El encuentro es en un barrio alejado del centro de Minsk al que se llega tras un largo trayecto en trolebús. Unos jóvenes activistas de la oposición me conducen hasta el lugar donde se represen­tará una obra de la compañía Free Theatre, que actúa en la clandestinidad desde su formación en 2005. Sus espectáculos están prohibidos en Bielorrusia por criticar la política de Alexander Lukashenko, y tienen que reunirse en una pequeña casa que hace de escenario. Paredes blancas, las persianas cerradas, una bombilla y colchonetas en el suelo para unas decenas de espectadores son los recursos con los que cuentan sus miembros, la mayoría de los cuales ha pasado por prisión y ha perdido sus antiguos empleos o la plaza en la Universidad. “A veces ha ocurrido que a la vuelta de un festival internacional donde hemos recibido brillantes críticas algún actor tiene que vender patatas en el mercado”, explica Nikolai Khalezin, cofundador de Free Theatre junto a Natalia Koliada.

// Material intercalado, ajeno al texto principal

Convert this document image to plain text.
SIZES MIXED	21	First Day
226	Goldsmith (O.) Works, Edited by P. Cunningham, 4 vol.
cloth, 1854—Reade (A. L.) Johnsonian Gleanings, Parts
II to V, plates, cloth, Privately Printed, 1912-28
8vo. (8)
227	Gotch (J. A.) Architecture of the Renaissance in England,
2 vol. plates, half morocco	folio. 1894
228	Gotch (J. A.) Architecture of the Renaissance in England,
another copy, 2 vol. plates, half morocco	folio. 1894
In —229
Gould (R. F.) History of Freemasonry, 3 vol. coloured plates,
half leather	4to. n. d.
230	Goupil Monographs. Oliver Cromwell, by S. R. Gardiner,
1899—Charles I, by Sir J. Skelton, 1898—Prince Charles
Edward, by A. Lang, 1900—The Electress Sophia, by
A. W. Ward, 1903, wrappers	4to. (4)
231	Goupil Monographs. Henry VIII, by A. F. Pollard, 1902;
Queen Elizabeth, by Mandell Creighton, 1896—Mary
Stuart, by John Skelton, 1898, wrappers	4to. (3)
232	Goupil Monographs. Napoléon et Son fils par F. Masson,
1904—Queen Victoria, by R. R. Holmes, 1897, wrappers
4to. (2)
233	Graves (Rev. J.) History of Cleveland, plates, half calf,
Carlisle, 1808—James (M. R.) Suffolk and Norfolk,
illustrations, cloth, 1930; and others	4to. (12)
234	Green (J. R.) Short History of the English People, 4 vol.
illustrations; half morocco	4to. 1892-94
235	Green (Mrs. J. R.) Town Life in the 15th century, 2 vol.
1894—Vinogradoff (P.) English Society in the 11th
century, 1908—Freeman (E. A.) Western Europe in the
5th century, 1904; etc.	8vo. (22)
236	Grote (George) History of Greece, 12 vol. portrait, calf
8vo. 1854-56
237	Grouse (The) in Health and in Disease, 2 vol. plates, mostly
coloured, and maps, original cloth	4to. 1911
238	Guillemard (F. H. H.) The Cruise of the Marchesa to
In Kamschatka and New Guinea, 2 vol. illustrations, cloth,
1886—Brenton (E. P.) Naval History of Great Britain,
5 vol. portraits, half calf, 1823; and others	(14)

Hablan de la censura, la desaparición de disidentes y la libertad, con espectáculos elogiados en el extranjero y apoyados por importantes es­critores europeos. “La situación cultural no es sólo mala, es realmente horrible. Como en los 70 en la URSS. El control del Estado es tanto ideológico como financiero”, continúa Khalezin. En varias ocasiones, la policía ha detenido a los actores y asistentes durante el transcurso de una de sus representaciones.

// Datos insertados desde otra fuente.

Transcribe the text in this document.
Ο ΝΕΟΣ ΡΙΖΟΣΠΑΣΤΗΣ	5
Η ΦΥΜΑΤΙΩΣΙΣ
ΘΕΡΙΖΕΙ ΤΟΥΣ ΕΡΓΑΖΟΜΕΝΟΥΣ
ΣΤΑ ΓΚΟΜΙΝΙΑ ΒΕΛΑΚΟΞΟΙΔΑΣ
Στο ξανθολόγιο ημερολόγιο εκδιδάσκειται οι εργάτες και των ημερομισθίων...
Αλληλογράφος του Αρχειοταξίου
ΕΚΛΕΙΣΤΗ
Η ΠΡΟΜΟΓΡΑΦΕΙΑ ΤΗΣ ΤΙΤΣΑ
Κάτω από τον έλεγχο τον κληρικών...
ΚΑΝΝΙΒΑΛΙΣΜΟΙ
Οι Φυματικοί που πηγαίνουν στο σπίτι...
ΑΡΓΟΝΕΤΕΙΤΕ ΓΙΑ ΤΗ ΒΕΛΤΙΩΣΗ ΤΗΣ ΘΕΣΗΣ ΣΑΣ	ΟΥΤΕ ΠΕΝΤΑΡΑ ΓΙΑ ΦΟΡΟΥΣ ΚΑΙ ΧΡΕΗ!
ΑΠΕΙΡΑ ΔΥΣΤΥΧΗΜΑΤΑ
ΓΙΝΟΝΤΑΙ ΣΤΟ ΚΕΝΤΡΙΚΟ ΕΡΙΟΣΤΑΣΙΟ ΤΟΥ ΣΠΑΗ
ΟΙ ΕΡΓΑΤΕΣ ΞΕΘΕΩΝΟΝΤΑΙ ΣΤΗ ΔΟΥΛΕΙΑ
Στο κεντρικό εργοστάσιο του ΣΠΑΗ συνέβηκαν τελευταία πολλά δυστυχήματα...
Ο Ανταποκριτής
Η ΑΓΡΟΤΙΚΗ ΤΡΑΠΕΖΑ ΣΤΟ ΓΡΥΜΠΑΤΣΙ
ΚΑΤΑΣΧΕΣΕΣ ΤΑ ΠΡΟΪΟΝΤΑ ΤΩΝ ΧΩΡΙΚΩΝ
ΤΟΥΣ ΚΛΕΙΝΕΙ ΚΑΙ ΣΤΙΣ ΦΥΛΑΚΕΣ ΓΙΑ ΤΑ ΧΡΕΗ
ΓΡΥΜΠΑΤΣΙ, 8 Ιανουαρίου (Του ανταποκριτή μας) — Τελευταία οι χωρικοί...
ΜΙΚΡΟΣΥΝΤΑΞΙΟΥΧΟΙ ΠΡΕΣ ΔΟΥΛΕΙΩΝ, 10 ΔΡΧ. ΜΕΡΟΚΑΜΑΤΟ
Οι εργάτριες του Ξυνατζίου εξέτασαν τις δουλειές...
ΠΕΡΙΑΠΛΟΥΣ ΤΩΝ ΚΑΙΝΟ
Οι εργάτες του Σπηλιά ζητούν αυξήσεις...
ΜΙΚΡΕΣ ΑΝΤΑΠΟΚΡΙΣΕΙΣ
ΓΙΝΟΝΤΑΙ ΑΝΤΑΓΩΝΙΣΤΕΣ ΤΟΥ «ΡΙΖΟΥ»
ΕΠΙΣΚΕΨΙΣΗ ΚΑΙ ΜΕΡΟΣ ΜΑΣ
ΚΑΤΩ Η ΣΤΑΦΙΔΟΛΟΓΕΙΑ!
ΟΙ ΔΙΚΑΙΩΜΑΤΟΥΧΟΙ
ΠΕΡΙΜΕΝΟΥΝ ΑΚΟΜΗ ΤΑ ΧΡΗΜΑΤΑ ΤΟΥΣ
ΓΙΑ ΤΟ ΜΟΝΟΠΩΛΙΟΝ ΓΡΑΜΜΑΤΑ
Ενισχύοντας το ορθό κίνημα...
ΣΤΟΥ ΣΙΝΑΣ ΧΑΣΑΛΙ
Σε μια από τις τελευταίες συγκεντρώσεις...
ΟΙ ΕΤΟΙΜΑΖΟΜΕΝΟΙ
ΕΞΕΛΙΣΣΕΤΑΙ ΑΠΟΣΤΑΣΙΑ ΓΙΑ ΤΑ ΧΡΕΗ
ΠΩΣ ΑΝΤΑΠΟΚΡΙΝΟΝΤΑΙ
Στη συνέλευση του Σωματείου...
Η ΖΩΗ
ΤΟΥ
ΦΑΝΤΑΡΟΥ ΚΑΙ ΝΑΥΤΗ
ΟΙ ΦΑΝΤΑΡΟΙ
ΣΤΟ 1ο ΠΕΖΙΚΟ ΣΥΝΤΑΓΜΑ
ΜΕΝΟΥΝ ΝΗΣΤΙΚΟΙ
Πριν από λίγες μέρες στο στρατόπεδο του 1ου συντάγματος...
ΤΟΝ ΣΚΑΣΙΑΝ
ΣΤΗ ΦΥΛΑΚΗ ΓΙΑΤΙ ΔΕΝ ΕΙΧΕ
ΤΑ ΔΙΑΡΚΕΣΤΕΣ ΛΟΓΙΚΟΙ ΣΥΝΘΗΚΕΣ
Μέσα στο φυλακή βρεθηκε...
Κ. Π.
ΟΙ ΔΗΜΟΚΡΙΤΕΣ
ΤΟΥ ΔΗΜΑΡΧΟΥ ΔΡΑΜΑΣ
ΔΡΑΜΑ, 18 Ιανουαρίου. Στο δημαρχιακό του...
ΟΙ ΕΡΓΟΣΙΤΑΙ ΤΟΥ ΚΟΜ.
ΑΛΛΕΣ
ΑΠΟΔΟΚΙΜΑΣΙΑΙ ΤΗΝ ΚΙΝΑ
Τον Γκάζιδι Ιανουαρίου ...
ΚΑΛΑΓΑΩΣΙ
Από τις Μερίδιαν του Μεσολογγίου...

En Bielorrusia, todos los teatros y museos, así como la gran mayoría de centros culturales, son estatales. No hay es­pacio para el arte ni la información alternativa. Los partidos y movimientos opositores no tienen cabida en los medios de comunicación –salvo los 30 minutos en televisión permitidos a sus candidatos en la campaña electoral– y cuentan con dos periódicos en bielorruso legalizados hace unos meses: Nasha Niva y Narodnaya Volya. El resto de medios no oficiales y películas independientes se consiguen de mano en mano o gracias a Internet. Siguiendo la más oscura tradición so­viética, la KGB vigila a los periodistas, activistas y artistas más díscolos, a los que de vez en cuando realiza llamadas de atención. “¿Si la situación es mejor ahora? Mira dónde tene­mos que actuar… Al menos no han matado a nadie. En ese sentido, si se quiere, puede ser mejor”, responde con ironía el director artístico de Free Theatre.

2006 es considerado un annus horribilis porque la sombra de las elecciones presidenciales hizo que cualquier grupo disidente fuera reprimido. El documental A lesson of Belarusian (Una lección de bielorruso) recibió los aplau­sos de la crítica europea al mostrar la realidad de un país aislado que se encuentra a las puertas de la Unión Europea. “Fue muy difícil rodar en aquellas circunstancias”, recuerda el director polaco Miroslaw Dembinski. “No pedí acredita­ción, entré en Bielorrusia como un turista; si no, la policía te controla y te impide hacer tu trabajo”. El filme mues­tra la historia real de Franak Viacorka, joven activista y estudiante de un instituto underground, el único en lengua bielorrusa, cuyo padre fue encarcelado antes de los comi­cios. “Lukashenko ilegalizó la escuela y tenían que reunirse de forma clandestina para recibir sus clases”, apunta Dembinski, quien comprobó el poder de la presión estatal. “Allí recordé los tiempos de la Ley Marcial en Polonia. La policía rodeó la casa donde vivía el cámara y golpeaba la puerta. Esta­ba muy asustado. Me llamó y me preguntó qué podía hacer. No sabía qué aconsejarle y le dije lo que me decían a mí: No abras”. Al final fue detenido durante dos horas y les requisaron el equipo.

Ante las barreras gubernamen­tales, Internet es la vía de escape. Medios digitales, Skype, redes socia­les y blogs intentan sortear la censu­ra desde el ciberespacio. La Agencia Independiente de Información Cultural (www.tif.by) va más allá de los estándares oficiales y transmite una visión crítica de la situación artística. “La actual política cultural de poder vertical es improductiva, por eso las víctimas de esa política son todas las personas creativas que piensan de manera independien­te”, señala Aliaksey Fedarau, supervisor del proyecto y uno de los artistas jóvenes más conocidos, con obras de explícita oposición, que le han llevado a ser arrestado en seis ocasio­nes. “Es necesaria la integración en el proceso europeo, el intercambio productivo, la participación de autores en ex­posiciones internacionales. Esos cambios podrán devolver a Bielorrusia al mapa cultural de Europa”. Cultura que parece no preocupar demasiado a Alexander Lukashenko, el padre de la nación, quien no habla bielorruso, ya que lo considera un idioma menor y ha impuesto una profunda rusificación en todas las esferas de la sociedad.